Chen ve ark. 65 ratlarda yaptıkları bir çalışmada, 100 mg/kg dozda intraperitoneal MTX uygulamasının neden olduğu uzamsal bellek bozukluğunda, periferik ve merkezi homosistein metabolizması ile plazma ve hipokampal ADMA düzeyindeki artışa paralel DDAH-1 düzeyindeki azalışın etkili olabileceğini ifade etmişlerdir. Kürt 40’ün yapmış olduğu çalışmada ise 20 mg/kg tek doz intraperitoneal MTX uygulaması sonucu serum ADMA düzeylerinde bir fark olmadığı ifade edilmiştir. Yapılan bu çalışma Kürt’ün yapmış olduğu çalışma ile benzerlik gösterirken, Chen ve ark. 65’nın yaptıkları çalışma ile farklılık göstermektedir. Bu farklı sonuçların MTX’in uygulama yolunun, uygulama dozunun ve metotreksat uygulamasından sonra geçen deneysel sürenin farklılığından kaynaklandığı düşünülmektedir.

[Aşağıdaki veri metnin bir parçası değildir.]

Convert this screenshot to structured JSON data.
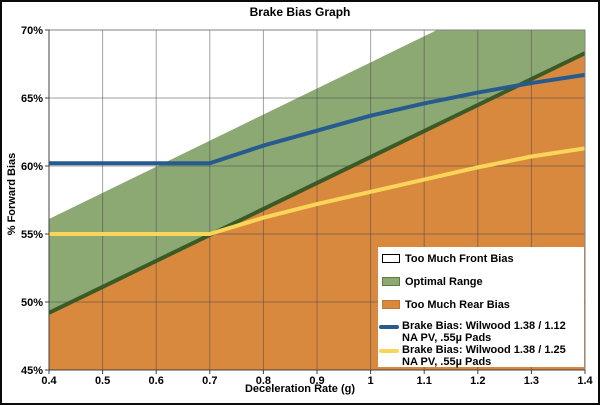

Yapılan bu çalışmada serum, karaciğer ve böbrek iNOS düzeylerindeki artış anlamlı bulunurken, ADMA ve DDAH-1 düzeyinde anlamlı farklılık bulunmaması aşırı NO üretiminin, ADMA tarafından inhibe edilemeyen, inflamasyon tarafından aktive edilen iNOS aktivasyonunun bir sonucu olabileceği düşünülmektedir. ADMA’nın NOS'un güçlü bir endojen inhibitörü olarak biyolojik rolü göz önüne alındığında, ADMA'daki bir artışın NO seviyelerinde bir düşüşe yol açması beklenecektir. Ancak Dragicevic ve ark. 66’nın son dönem karaciğer hastalığı olan hastalarda ADMA ve nitrik oksit düzeylerinin kardiyovasküler risk ile ilişkisi üzerine yaptıkları bir çalışmada, karaciğer transplantasyonu bekleyen hastalarda artmış kardiyovasküler risk ile ADMA ve NO'nun bağımsız ilişkisi görülmektedir. Yapılan bu çalışma Dragicevic ve ark. 66’nın yaptıkları çalışma ile benzerlik göstermektedir. Liu ve ark. 67 ise ADMA'nın eNOS'un fosforilasyonunu doğrudan azalttığını ve eNOS eksikliği olan farelerde vasküler hasarın şiddetlendiğini göstermişlerdir. Ayrıca yapılan son çalışmalar da, DDAH'nin hem ADMA'ya bağımlı hem de bağımsız mekanizmalar yoluyla NOS aktivitesini ve endotel fonksiyonunu düzenleyebileceğini düşündürmektedir 68.
Sonuç olarak, yapılan bu çalışmada 20 mg/kg tek doz intraperitoneal MTX’in neden olduğu hepatorenal hasarda serum, karaciğer ve böbrek ADMA ve DDAH-1 düzeylerinde bir fark bulunmazken, iNOS düzeylerindeki artış istatistiksel olarak anlamlı bulunmuştur. Metotreksatın neden olduğu komplikasyonlarda ADMA/DDAH/NOS yolağının farklı doz MTX uygulaması yapılarak farklı deney sürelerinde değerlendirilmesinin gerektiği düşünülmektedir.